Published online by Cambridge University Press: 21 March 2010
Two broad approaches dominate the literature on macroeconomics of the Great Depression. One, associated mainly with studies of the United States, emphasizes misguided policy responses at the national level as an explanation for the Depression's singular depth and long duration. The other, with a long tradition but associated prominently with the work of Charles Kindleberger, emphasizes instead the malfunctioning of the international system. The strength of the first approach is the transparency of the propagation mechanism, usually taken to be deflationary monetary trends. The weakness of the second is precisely the opposite, that the propagation mechanism tends to be opaque. It is not clear what dimension of the international system malfunctioned after 1929, nor through what channels its malfunctioning contributed to the Depression.
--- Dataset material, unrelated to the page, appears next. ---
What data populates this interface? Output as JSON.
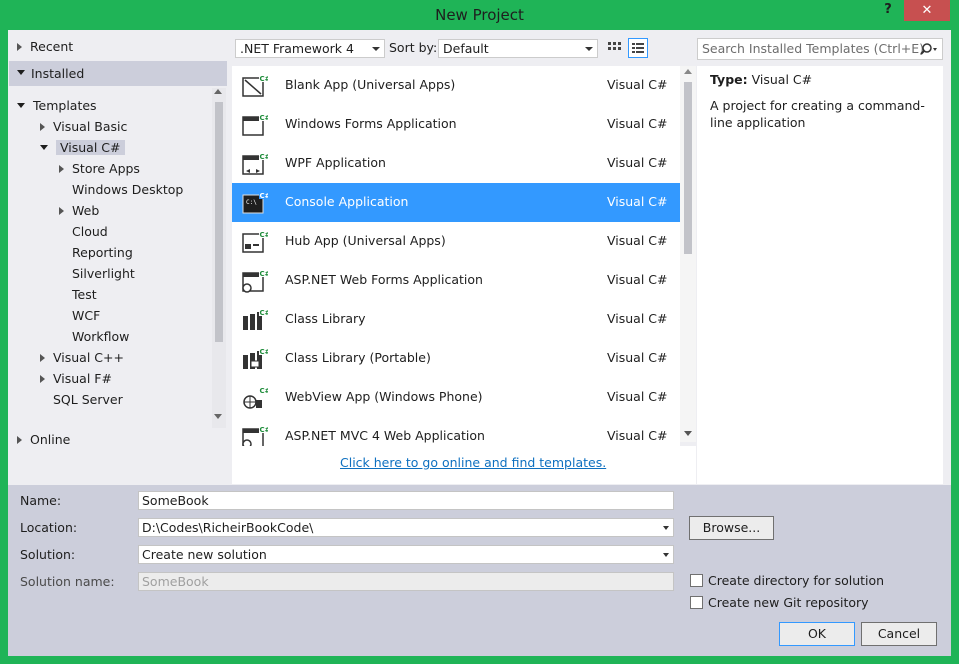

A prime suspect is surely the gold-exchange standard of the interwar years. That system was a hybrid, neither a pure gold standard like that which prevailed in various countries prior to World War I nor a fiat money system like that which succeeded the breakdown of Bretton Woods. As under a gold standard, countries were required to maintain convertibility between domestic currency and gold and to leave international gold movements unfettered. But they were permitted – indeed encouraged – to hold international reserves in the form of foreign exchange. This introduced into the operation of the gold standard “a new psychological element never present before the war.”